Program enlists Santa Ana parents as 'first teachers' to help their children develop skills.

September 06, 2004|Joel Rubin | Times Staff Writer

As he has done twice a week for months, 3-year-old David Damasio nestled himself between his mother and Ines Victor on the family couch in a cramped Santa Ana apartment.

Victor opened a children's book and began reading in Spanish to the wide-eyed boy, pausing frequently to gently pepper him with questions about the story line. "Rojo, gris!" -- red, gray -- David said in his native tongue, pointing to colored hats on the page.

Throughout, Victor kept an eye on Sonia, David's mother, to ensure she was paying attention. She pressed the quiet woman to mimic her and ask David questions.

In coming years, when David enters Santa Ana's public schools, he probably will be taught entirely in English. To prepare him for that day, he and his mother are working with Victor as part of an unusual outreach program rooted in a city with one of the country's most concentrated Latino immigrant populations.

Started four years ago by UC Irvine cognitive scientist Virginia Mann, HABLA helps impoverished Latino immigrant parents who often don't know how to build their young children's language skills.

"Parents are the first teachers, but a lot of these parents don't know what to do," Mann said. "We know these early years are when children start to learn languages, and if Spanish is the only language you are able to teach them in, then that is what you have to do.... If a child has language skills in Spanish, it will translate into English."

HABLA (Home-based Activities Building Language Acquisition) serves about 250 families -- nearly all immigrants from Mexico -- with children between 2 and 4. There are no firmly defined eligibility requirements, but Mann and her staff consider only parents with little education and low incomes. The mean income for HABLA families is $16,000, and parents typically have eight or fewer years of schooling and little command of English.

Home visitors like Victor work with families over two six-month sessions. They bring a Spanish-language book or a toy to each half-hour lesson, which is used as the day's learning tool and then given to the family. Through reading and play, the home visitors demonstrate to parents how to engage their children in the freewheeling conversations that help develop a child's vocabulary and language skills.

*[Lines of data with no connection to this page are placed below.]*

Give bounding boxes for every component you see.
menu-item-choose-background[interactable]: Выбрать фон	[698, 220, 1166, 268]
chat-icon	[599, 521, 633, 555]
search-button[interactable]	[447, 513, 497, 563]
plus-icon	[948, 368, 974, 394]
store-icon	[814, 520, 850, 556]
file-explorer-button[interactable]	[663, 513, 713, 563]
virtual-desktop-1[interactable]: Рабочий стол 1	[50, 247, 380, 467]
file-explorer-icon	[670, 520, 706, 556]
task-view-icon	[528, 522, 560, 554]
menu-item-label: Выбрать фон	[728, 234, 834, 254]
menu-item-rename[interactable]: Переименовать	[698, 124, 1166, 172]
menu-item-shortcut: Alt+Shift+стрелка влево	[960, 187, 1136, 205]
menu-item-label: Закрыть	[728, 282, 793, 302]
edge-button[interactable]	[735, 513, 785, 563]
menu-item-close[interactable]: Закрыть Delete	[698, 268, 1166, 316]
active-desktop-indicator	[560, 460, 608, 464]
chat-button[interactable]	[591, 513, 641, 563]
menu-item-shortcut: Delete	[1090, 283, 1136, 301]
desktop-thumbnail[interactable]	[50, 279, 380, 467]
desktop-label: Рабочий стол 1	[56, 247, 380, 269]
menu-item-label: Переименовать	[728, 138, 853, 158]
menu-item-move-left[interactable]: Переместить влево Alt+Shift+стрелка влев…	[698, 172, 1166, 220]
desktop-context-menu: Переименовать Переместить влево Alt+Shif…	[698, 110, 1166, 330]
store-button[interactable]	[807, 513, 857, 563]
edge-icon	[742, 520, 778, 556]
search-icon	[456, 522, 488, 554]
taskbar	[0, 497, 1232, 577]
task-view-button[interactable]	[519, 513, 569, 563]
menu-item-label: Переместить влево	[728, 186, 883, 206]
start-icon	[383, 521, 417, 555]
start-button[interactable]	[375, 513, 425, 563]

Mann cited research that shows that economically disadvantaged parents speak about 300 fewer words each hour to their children than more affluent parents do. "There is a vacuum of language, a real loss of words."

And while early-intervention reading programs similar to HABLA have existed in English for years, state education officials said Mann's program was one of only a few in California conducted in Spanish and that offered home visits.

Mann and other child development experts said research has made clear that young children who build a foundation of skills in their native language are able to learn a second language more quickly.

"These children will learn English," said Linda Espinoza, a professor at the University of Missouri who studies early language development. "The question is, will they have the opportunity early on to expand their vocabulary and to learn to think abstractly?"

In Latino immigrant homes, the answer is often no. Espinoza and Harry Pachon, a professor of public policy at USC, said undereducated parents whose own parents did not read to them when they were young typically do not know how to develop their children's language skills. The result, Mann said, are one-way lines of communication in which parents often issue orders and ask questions that require a yes-or-no response.

"I didn't know how to teach my son," said Victor, who participated in HABLA before she became a home visitor. "But I didn't want the same thing to happen to him that happened to me -- the first book that was ever read to me was after I started school."

Some parents are also reluctant to speak Spanish to their children out of fear that it will retard their learning of English. Mary Baker, principal of Madison Elementary School in Santa Ana, said that when a new class of kindergartners arrives, her teachers can quickly tell which children do not have skills in either language. "They often don't even know their names," she said. "We call them 'non-nons,' " because they are non-English and non-Spanish speakers.

Such will not be the case for David Damasio. When they leave their apartment, his mother said, they often discuss objects or places that he recognizes from books. In similar scenarios with her older daughter, Sonia Damasio said, there was silence.

As her son rambled excitedly in Spanish, she repressed a chuckle and shook her head wearily. "He talks so much," she said.